The Book Festival’s new home at Edinburgh College of Art will have a children’s play area, a selection of children’s books in the Festival Bookshop and a big screen in the open courtyard showing events from across the Baillie Gifford Children’s Programme, including dancer Oti Mabuse who makes her debut in Edinburgh with a virtual interactive dance-along.
Authors, illustrators, poets and performers join the 2021 line-up including Festival-favourites Michael Morpurgo, Cressida Cowell, Julia Donaldson, Malorie Blackman, Philip Ardagh, Debi Gliori and Neil Gaiman with Chris Riddell.
As well as established names, the Baillie Gifford Children’s programme welcomes exciting up and coming voices including author illustrators Jodie Lancet-Grant and Dapo Adeola.
A discussion with 19-year-old climate activist Mya-Rose Craig, Faridah Àbíké-Íyímídé with her debut novel Ace of Spades and Juno Dawson, on growing up trans, are amongst the events for Young Adults.
You Can! the new picture book from author Alexandra Strick and illustrator Steve Antony is at the heart of an interactive event suitable for everyone including those with learning difficulties, created with the support of PAMIS.

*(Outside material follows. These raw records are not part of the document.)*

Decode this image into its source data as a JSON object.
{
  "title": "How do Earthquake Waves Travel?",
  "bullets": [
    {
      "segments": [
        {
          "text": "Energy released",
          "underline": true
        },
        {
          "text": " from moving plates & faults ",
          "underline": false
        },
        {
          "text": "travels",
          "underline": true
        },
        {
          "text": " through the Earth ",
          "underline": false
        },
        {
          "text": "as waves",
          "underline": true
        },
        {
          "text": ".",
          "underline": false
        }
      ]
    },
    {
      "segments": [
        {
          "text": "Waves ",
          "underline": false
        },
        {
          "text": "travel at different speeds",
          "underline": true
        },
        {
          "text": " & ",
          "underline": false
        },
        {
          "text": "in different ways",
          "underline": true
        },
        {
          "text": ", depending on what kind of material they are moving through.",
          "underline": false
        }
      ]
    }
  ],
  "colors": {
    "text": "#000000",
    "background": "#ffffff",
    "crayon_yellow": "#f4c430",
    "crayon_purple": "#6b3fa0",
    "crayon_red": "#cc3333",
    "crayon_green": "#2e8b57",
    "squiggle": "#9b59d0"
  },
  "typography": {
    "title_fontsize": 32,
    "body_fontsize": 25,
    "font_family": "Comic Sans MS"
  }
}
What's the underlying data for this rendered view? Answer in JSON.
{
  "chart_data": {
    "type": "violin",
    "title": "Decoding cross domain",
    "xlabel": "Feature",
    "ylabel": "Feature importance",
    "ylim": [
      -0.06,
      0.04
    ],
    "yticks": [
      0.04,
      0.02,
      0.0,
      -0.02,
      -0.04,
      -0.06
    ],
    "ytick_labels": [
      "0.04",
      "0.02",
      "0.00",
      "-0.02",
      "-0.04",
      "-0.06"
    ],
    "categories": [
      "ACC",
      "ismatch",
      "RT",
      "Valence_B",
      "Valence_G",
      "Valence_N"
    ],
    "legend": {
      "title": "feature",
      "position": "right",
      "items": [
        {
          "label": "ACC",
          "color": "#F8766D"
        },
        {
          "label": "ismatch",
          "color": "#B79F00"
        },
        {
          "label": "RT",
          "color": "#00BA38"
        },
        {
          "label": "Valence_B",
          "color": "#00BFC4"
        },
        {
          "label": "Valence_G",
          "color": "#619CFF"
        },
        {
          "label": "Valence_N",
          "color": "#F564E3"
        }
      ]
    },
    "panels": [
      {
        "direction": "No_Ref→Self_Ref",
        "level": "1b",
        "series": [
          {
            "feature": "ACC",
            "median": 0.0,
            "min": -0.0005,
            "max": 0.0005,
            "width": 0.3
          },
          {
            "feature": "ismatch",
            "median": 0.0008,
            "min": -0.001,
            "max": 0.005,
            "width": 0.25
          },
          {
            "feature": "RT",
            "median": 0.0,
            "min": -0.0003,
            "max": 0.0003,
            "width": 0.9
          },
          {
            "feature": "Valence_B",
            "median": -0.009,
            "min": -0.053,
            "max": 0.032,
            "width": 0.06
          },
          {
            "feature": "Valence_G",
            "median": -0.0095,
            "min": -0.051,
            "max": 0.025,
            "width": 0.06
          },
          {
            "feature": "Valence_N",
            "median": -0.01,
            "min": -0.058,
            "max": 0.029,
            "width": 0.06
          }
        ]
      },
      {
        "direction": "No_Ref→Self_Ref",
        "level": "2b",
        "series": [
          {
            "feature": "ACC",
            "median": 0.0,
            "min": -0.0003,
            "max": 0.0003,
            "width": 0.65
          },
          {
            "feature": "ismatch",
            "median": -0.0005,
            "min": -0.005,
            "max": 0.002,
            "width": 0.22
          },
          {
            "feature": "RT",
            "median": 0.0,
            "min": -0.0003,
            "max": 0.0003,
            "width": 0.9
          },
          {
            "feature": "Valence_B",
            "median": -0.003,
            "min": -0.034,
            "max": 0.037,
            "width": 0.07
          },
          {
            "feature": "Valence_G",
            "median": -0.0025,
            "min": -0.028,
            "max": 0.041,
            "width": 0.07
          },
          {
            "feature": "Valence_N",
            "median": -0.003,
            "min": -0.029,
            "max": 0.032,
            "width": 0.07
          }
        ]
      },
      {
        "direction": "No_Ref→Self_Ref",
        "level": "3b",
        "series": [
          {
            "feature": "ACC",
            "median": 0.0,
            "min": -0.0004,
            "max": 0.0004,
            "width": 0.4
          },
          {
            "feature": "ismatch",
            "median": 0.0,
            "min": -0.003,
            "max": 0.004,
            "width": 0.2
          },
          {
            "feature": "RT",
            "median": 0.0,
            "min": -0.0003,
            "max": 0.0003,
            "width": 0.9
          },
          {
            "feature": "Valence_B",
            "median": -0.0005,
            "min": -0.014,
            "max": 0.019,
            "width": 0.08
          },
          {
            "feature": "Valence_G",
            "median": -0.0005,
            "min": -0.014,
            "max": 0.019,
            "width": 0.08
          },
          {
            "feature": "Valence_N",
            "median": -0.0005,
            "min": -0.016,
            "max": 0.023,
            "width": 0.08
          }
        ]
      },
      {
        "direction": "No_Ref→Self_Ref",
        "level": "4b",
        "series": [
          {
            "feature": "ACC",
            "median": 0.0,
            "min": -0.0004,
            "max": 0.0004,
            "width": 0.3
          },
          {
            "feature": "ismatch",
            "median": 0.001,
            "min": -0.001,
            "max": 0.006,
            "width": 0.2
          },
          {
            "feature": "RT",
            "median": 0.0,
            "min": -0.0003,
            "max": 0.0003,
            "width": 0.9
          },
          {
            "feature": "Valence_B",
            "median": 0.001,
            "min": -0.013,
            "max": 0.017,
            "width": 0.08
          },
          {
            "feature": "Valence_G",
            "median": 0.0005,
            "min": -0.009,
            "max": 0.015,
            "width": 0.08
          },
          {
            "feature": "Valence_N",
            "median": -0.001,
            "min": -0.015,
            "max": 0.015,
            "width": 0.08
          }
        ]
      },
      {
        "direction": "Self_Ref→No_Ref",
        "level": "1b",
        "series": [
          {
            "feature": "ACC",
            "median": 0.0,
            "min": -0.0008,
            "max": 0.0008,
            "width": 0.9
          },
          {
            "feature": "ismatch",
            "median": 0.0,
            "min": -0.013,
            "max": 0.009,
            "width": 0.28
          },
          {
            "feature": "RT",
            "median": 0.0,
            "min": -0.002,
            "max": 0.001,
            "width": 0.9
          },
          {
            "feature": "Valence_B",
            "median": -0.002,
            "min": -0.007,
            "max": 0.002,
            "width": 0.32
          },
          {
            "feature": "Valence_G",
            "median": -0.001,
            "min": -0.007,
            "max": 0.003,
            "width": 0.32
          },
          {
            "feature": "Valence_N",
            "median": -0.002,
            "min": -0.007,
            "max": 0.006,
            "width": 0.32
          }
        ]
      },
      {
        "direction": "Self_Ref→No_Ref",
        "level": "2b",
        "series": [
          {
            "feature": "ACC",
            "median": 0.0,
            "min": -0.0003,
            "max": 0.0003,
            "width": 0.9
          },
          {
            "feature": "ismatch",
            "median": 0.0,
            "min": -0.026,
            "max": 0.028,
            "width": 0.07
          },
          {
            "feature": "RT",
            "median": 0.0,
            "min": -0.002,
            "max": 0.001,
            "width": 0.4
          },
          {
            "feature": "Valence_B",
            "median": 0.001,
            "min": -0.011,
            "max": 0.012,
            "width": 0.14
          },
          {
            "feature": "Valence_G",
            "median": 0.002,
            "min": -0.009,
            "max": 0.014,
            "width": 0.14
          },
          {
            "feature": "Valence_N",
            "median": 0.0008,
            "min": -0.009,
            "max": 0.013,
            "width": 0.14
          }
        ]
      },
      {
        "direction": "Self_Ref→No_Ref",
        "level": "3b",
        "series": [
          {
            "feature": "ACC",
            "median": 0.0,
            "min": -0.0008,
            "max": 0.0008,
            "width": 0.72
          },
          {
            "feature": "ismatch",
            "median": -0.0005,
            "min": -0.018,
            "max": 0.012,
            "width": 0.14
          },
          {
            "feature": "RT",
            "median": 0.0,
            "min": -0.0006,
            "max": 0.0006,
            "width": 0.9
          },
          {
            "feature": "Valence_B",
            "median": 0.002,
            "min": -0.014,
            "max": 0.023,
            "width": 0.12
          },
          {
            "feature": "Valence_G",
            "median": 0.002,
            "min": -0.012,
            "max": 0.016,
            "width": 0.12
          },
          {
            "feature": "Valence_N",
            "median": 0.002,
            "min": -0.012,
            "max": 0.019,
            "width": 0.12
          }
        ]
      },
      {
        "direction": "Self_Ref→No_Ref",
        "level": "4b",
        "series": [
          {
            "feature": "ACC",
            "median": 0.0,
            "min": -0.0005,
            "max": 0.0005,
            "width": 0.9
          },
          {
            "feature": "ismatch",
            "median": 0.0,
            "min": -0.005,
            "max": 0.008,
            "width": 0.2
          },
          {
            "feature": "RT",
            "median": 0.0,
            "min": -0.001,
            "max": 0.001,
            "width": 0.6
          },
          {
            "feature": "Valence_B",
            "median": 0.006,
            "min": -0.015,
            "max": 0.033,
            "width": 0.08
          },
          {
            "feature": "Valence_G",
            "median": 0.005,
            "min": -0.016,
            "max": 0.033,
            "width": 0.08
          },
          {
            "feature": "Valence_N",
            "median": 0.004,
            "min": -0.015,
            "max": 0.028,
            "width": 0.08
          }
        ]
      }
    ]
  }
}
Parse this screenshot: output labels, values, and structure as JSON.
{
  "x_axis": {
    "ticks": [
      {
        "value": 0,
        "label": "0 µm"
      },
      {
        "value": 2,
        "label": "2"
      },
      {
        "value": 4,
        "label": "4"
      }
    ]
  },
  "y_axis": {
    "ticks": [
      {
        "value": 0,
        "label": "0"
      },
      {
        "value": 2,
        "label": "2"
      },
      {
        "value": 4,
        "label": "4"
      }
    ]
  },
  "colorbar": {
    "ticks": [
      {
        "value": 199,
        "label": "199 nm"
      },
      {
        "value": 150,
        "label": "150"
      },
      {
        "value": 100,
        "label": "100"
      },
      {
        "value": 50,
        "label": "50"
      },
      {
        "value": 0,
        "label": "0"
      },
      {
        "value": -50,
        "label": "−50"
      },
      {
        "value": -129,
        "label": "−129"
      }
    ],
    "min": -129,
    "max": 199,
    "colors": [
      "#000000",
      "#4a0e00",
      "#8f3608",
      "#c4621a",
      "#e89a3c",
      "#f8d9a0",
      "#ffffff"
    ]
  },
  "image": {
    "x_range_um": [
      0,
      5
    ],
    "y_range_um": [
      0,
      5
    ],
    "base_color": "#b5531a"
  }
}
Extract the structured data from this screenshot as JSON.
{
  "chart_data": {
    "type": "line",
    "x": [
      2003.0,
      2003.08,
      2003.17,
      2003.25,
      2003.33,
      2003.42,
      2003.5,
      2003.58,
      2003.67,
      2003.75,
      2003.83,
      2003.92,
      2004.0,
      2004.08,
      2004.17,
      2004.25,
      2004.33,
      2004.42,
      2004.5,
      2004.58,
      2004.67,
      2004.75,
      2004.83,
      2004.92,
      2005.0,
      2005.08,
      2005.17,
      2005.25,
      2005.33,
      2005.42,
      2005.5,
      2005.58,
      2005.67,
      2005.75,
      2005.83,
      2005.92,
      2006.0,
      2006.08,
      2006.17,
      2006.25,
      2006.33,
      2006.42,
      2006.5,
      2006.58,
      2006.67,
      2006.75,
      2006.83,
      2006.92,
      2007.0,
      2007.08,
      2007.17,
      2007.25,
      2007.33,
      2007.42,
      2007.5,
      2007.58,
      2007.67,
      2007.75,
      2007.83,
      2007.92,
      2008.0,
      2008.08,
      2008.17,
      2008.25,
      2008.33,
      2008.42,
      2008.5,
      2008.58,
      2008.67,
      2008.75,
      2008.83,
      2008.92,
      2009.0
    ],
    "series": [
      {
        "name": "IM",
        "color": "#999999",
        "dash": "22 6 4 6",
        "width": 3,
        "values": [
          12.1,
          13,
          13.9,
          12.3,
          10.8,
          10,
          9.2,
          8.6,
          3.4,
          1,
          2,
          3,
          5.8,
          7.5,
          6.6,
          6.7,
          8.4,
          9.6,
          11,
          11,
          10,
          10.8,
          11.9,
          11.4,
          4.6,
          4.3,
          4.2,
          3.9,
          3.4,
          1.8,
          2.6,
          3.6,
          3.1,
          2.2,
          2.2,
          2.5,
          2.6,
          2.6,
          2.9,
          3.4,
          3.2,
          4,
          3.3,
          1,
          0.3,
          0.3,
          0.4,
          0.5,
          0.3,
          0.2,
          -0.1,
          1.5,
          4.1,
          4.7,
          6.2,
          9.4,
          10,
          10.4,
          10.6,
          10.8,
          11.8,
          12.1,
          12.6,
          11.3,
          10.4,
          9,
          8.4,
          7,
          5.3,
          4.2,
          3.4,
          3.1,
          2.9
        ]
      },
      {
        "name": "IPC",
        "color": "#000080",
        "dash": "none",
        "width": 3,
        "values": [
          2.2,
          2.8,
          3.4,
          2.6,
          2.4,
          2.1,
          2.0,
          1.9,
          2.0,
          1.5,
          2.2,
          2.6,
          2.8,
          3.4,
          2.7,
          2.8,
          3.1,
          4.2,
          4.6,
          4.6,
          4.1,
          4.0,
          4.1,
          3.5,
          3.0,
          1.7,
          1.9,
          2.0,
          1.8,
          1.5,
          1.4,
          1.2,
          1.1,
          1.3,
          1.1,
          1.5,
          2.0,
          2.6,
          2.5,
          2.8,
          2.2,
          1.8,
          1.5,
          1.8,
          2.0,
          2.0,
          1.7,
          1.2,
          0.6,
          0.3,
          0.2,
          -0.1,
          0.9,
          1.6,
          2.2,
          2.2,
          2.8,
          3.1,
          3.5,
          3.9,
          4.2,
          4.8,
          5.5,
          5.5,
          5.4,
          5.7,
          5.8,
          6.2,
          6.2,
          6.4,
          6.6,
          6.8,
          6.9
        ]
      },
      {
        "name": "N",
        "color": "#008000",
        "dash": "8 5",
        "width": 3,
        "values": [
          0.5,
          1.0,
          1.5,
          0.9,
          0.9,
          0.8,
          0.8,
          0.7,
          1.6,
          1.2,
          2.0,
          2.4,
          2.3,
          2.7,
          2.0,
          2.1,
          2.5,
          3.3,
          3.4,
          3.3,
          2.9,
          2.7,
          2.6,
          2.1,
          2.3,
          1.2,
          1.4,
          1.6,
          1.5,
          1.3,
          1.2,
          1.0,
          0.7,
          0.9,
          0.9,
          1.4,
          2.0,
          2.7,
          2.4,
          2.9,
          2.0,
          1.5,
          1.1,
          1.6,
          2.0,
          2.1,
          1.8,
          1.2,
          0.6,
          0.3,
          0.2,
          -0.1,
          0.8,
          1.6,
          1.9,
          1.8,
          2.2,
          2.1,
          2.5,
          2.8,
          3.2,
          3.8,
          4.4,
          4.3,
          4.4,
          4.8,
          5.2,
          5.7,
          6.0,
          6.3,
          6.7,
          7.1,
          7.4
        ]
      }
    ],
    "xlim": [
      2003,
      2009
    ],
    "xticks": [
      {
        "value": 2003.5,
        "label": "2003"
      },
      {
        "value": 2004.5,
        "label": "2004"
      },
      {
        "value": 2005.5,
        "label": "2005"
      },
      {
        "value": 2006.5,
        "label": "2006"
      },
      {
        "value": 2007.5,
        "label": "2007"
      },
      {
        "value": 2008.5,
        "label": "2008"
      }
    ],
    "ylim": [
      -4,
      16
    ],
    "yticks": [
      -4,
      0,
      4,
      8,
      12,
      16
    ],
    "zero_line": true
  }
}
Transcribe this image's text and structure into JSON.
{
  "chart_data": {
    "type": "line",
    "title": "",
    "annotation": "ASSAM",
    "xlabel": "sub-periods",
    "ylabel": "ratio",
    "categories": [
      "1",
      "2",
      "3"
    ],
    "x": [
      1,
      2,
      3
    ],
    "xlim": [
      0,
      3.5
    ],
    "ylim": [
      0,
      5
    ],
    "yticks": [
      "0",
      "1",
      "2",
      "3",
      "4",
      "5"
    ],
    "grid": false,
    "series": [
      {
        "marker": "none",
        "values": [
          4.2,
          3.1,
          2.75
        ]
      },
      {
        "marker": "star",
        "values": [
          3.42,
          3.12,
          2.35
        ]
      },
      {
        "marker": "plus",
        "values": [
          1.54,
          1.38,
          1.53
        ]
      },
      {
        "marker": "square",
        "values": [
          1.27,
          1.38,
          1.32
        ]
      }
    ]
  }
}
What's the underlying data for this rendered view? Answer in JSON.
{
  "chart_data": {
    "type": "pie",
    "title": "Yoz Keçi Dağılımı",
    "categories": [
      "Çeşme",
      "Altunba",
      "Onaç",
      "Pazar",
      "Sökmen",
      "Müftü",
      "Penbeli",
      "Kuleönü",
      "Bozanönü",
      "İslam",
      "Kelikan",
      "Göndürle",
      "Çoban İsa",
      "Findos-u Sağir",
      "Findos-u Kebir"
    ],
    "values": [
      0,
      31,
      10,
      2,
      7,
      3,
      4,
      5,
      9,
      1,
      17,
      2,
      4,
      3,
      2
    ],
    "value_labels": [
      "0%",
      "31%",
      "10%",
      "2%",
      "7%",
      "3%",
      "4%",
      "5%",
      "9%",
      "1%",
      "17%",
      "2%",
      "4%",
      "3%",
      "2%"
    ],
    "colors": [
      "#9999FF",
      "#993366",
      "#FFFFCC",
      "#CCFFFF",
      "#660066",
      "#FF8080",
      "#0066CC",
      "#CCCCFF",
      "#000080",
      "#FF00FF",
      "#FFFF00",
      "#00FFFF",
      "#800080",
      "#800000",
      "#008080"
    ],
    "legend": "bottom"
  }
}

New for 2021 are a series of pre-recorded audio-only events, available from the very start of the Festival, which include Jeffrey Boakye whose event around Musical Truth has an accompanying playlist, M G Leonard with a new book about a bird-spotting detective, and Nicola Morgan who shares her thoughts on how teenagers can look after their mental health.
In a series of special events for industry professionals, the Book Festival presents The Business of Books. Bringing together publishers, booksellers, editors, agents, writers and arts professionals, these free events explore the future of the publishing industry from Rethinking Diversity to Creating Book Events for People with Learning Disabilities.
In addition, there is a masterclass on Book Cover Design and a Scottish Publisher Showcase, also in the public programme, giving audiences a taste of the breadth of Scotland’s vibrant publishing landscape from the shores of Leith to the Isle of Lewis.
Edinburgh International Book Festival takes place at Edinburgh College of Art from Saturday 14 to Monday 30 August 2021. In-person tickets for selected events will go on sale at midday on Thursday 22 July on EIBF website.